The ROC is a curve generated by plotting the true positive rate (TPR) against the false positive rate (FPR) at various threshold settings while the AUC is the area under the ROC curve.

#4.8 Assesing the predictive ability of the model:

```{r}
model.probs=predict(model4,training,type="response")

# misclassification error:train data
pred1<- ifelse(model.probs>0.5, 1, 0)
#Confusion Matrix
tab1<- table(Predicted= pred1, Actual= training$insurance)
tab1
# misclassification error:train data
trainerror<- 1- sum(diag(tab1))/ sum(tab1)
trainerror
#Accuracy of Training data
print(paste('Accuracy',1-trainerror))


# Test Error
model.test=predict(model4,testing,type="response")

# misclassification error:test data
pred_test<- ifelse(model.test>0.5, 1, 0)
#Confusion Matrix
tab_test<- table(Predicted= pred_test, Actual = testing$insurance)
tab_test
# misclassification error:test data
testerror<- 1- sum(diag(tab_test))/ sum(tab_test)
testerror
#Accuracy of Training data
print(paste('Accuracy',1-testerror))


```

The error rate for training is roughly 19% and accuracy is 81.03% which is very high compared to real time predictions.

After fitting the model with the testing data we can observe that the acccuracy is 80.833 % which indicates satisfactory goodness of fit of the model.

#4.9 Area Under the Curve:

```{r}
auc<- performance(pred,"auc")
auc <- auc@y.values[[1]]
auc

```

As a rule of thumb, a model with good predictive ability should have an AUC closer to 1 (1 is ideal) than to 0.5 which is the case with model 4 having area under the curve as .7486046.
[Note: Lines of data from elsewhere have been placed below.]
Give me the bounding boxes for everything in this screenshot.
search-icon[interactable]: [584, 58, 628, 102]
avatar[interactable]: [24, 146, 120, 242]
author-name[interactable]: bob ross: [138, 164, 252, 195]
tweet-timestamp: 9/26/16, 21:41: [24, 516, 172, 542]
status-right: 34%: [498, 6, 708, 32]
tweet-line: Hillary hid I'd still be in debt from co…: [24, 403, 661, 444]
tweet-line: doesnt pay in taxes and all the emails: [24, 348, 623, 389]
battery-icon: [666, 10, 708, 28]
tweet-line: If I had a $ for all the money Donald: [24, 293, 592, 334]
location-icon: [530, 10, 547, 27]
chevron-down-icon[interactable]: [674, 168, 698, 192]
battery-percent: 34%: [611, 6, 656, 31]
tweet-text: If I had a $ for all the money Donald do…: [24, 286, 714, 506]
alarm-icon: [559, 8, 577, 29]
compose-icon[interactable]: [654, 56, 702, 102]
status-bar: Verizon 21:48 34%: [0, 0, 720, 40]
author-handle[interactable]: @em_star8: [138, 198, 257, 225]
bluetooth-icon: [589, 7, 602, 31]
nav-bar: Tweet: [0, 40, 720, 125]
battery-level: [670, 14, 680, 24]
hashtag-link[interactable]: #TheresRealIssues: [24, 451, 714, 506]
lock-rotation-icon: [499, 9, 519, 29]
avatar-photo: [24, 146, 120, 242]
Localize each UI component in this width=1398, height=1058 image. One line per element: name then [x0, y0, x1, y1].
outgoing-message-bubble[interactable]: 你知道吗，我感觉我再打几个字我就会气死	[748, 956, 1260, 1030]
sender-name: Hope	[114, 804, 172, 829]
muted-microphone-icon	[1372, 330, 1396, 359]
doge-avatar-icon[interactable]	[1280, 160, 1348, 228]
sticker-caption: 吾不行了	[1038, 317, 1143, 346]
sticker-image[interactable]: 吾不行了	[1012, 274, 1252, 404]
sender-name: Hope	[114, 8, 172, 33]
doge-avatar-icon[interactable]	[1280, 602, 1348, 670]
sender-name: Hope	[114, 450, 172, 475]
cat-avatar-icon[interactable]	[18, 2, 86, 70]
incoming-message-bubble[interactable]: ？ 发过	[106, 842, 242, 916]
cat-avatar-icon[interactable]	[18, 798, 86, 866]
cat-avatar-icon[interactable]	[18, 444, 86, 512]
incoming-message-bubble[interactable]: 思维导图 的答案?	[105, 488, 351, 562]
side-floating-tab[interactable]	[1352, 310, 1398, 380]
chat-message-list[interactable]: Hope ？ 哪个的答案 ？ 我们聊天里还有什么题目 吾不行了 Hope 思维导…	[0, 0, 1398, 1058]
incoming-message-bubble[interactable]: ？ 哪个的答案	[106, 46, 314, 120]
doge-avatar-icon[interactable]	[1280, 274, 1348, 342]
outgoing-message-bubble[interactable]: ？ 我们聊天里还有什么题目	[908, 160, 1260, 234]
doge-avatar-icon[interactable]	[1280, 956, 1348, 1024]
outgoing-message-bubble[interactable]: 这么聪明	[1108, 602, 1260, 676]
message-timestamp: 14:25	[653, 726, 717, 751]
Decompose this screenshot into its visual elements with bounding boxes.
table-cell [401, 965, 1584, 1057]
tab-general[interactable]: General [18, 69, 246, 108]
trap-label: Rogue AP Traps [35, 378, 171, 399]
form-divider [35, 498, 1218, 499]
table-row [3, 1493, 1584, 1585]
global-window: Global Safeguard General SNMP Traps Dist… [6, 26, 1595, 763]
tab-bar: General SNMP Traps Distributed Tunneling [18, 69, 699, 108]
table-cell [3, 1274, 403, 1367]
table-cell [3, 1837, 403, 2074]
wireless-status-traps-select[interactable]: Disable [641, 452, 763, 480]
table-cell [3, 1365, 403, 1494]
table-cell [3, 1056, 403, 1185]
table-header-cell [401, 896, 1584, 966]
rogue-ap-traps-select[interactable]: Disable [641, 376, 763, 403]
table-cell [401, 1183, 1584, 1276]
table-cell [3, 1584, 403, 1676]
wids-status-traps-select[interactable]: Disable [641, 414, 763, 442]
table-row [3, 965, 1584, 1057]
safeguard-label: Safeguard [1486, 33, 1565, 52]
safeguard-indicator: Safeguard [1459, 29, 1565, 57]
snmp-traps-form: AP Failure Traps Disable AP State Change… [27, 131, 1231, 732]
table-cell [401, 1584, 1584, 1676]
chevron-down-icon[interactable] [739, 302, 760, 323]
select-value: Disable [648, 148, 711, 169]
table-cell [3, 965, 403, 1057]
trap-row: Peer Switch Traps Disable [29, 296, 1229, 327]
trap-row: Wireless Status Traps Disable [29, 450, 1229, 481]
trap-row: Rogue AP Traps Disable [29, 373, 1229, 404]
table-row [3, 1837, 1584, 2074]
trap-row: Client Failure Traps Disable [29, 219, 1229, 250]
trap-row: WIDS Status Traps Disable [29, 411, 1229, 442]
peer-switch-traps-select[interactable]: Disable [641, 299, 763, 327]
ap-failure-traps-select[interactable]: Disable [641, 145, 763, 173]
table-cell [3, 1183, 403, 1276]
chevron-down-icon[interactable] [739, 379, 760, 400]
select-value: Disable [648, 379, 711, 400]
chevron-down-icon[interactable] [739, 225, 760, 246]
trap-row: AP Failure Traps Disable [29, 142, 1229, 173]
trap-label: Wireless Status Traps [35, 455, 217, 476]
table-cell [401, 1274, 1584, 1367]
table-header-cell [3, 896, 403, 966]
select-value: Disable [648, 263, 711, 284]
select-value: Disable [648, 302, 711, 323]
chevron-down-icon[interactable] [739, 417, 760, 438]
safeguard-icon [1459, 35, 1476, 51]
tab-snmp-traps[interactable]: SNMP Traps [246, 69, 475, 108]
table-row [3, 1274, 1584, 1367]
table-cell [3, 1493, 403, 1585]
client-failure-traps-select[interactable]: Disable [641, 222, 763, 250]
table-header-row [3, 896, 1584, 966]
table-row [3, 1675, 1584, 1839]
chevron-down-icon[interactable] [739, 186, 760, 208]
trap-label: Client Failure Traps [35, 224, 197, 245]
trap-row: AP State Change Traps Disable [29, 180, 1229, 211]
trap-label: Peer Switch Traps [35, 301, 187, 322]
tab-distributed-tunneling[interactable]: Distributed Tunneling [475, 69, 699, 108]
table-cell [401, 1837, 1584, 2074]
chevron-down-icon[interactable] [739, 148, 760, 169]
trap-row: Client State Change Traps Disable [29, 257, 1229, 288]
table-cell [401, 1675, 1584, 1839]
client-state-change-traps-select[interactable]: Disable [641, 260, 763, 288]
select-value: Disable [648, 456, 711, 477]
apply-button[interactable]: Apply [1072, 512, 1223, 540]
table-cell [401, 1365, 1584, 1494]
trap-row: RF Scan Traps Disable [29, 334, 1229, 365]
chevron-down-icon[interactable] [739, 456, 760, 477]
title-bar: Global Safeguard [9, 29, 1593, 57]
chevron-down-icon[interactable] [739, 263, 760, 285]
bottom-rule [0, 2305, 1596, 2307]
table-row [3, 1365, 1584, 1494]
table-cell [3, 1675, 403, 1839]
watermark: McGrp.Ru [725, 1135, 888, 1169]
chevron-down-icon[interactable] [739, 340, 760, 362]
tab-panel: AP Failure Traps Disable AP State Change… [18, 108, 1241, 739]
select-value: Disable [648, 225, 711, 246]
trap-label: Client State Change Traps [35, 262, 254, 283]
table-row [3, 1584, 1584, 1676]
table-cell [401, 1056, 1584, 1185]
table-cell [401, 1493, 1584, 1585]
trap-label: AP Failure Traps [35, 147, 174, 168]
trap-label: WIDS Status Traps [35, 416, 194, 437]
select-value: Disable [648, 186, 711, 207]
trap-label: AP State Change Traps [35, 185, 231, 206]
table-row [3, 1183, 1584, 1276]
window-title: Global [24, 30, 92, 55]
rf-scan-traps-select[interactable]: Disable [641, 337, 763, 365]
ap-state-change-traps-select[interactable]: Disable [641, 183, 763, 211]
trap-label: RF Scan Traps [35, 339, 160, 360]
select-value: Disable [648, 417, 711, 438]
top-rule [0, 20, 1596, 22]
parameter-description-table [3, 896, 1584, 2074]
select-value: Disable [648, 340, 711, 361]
#4.10 To Find the actual movement and predict whether person takes insurance or not:

To predict Direction for new values of Insurance we simply use the predict() function and feed in a data frame of new values. We want to predict Direction on a day when Lag1 and Lag2 equal 1.2 and 1.1, respectively, and on a day when they equal 1.5 and -0.8.
```{r}
predict(model4,newdata=data.frame(health= "yes",age=20,family=3,gender="female",education="bachelor",married="yes",selfemp="no"),data=testing,type="response")
```

As can be seen we can see the actual movement of whether the person has insurance or not by creating a new dataframe. Suppose a person walks into hospital with

health = yes

age=20

family=3

gender=female

education=bachelor

married=yes

selfemp=no

Then ther are 92.38% prediction chance that she has insurance .

#5 Conclusion:

This feature can be widely used by the insurance companies to predict whether the customer has health insurance or not. This would in turn help to infer the potential insurance buyers and help the companies to target the right audience to get maximum health insurance sales.